Oxygen vacancy-engineered BiOCl nanoflake with silver decoration for enhanced photocatalytic CO₂ reduction at solid-gas interface

Photocatalytic conversion of CO₂ into valuable chemicals is an attractive way to mitigate the greenhouse effect. However, the poor mass transfer of CO₂ in a liquid-phase reaction limits its conversion rate and carbon product selectivity. Here, we developed a gas-phase photocatalytic CO₂ reduction by Ag/BiOCl-oxygen vacancy nanoflakes (Ag/BiOCl-OV NFs) where the catalytic reaction occurs at the solid–gas interface between Ag/BiOCl-OV and CO₂/vapor reactants.

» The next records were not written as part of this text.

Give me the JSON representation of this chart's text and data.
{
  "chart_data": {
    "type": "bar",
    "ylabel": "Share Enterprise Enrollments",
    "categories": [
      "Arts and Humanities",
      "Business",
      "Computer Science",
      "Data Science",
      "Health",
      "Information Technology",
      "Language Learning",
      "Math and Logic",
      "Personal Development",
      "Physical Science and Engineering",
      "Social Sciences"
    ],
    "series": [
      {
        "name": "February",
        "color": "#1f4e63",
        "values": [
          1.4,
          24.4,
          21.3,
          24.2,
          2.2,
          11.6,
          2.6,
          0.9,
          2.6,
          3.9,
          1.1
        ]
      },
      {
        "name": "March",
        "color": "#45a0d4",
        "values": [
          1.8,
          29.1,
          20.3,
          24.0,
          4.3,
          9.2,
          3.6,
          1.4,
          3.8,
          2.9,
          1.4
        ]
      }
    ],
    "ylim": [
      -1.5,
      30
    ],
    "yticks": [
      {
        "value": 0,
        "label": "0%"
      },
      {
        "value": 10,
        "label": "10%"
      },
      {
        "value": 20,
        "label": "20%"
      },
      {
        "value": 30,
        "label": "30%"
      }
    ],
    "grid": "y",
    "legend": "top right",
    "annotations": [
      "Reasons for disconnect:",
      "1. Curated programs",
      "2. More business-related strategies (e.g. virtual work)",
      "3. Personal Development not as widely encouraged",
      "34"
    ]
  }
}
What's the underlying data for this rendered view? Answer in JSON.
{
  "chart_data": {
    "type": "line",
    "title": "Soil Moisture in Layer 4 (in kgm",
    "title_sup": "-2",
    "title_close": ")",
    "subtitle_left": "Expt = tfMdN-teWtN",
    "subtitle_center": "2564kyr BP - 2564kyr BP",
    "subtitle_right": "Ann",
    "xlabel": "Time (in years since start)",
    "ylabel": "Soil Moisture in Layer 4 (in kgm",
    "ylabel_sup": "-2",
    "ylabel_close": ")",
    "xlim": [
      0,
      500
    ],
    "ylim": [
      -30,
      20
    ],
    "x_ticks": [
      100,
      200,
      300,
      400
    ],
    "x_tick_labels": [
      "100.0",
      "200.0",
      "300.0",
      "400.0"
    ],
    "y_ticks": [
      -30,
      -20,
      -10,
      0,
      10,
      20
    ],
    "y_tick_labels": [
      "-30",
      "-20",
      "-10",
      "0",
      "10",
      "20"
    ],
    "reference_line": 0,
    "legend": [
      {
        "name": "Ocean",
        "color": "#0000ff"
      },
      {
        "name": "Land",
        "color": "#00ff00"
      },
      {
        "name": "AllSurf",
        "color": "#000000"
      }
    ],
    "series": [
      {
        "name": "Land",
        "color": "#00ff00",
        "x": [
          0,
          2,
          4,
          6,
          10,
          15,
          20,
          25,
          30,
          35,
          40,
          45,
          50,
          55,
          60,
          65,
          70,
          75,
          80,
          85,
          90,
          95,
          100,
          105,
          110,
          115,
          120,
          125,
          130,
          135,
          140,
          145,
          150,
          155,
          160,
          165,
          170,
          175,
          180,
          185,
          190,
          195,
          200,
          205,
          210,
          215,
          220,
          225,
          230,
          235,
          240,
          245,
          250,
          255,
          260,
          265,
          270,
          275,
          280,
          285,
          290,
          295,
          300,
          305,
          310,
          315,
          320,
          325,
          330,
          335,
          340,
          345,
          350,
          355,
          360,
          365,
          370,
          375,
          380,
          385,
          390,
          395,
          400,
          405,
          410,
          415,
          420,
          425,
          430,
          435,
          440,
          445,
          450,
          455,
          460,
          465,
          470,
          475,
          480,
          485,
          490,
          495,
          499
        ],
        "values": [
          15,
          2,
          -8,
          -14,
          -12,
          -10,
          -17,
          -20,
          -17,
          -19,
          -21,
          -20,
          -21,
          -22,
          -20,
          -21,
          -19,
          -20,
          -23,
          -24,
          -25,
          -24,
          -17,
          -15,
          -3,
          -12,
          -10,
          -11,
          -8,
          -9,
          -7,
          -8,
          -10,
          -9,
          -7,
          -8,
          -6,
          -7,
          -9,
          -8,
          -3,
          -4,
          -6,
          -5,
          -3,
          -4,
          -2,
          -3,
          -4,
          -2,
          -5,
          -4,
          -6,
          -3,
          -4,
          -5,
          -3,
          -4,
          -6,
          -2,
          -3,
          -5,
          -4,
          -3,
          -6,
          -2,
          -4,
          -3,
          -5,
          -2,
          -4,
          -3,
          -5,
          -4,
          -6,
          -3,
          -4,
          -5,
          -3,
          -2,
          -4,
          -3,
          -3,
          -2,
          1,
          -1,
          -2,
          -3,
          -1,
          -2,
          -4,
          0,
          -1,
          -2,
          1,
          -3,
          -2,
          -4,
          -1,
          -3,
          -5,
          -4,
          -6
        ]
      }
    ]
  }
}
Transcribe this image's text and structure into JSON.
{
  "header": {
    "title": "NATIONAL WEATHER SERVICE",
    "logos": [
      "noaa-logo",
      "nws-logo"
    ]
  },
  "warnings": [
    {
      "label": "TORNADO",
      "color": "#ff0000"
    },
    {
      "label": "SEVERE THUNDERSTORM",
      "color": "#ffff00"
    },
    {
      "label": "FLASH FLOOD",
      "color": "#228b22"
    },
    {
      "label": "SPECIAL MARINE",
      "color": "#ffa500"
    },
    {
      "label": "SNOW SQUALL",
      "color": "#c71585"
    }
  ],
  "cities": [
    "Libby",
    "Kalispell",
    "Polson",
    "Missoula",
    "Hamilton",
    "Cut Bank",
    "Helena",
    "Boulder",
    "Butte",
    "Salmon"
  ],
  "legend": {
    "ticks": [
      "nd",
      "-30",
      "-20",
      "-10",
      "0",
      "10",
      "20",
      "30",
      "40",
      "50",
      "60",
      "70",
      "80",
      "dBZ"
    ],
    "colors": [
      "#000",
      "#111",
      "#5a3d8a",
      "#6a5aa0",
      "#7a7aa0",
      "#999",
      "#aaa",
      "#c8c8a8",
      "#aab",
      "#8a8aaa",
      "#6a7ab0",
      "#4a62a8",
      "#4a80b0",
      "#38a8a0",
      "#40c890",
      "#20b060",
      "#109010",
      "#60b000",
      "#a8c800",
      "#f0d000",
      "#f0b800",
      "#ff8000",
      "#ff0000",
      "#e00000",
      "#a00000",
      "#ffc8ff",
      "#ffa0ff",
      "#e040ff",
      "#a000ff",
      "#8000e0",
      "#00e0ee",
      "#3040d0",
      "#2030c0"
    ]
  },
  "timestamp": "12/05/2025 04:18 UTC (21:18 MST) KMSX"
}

Such a solid–gas system allows rapid adsorption/desorption of CO₂ on the surface of photocatalysts, enhanced light absorption and electron-hole separation, resulting in promoted photocatalytic reaction rate and CO selectivity compared to the solid–liquid systems. By supporting Ag/BiOCl-OV NFs on a photothermal substrate that has broadband light absorption to perform local heating for in-situ photothermal enhanced photocatalytic reaction. The synergistic effect of Ag nanoparticles, OVs and photothermal, the highly-selective CO product shows an evolution rate of 76 μmol g^-1h⁻¹, 17.6 times higher than that of pure BiOCl NFs.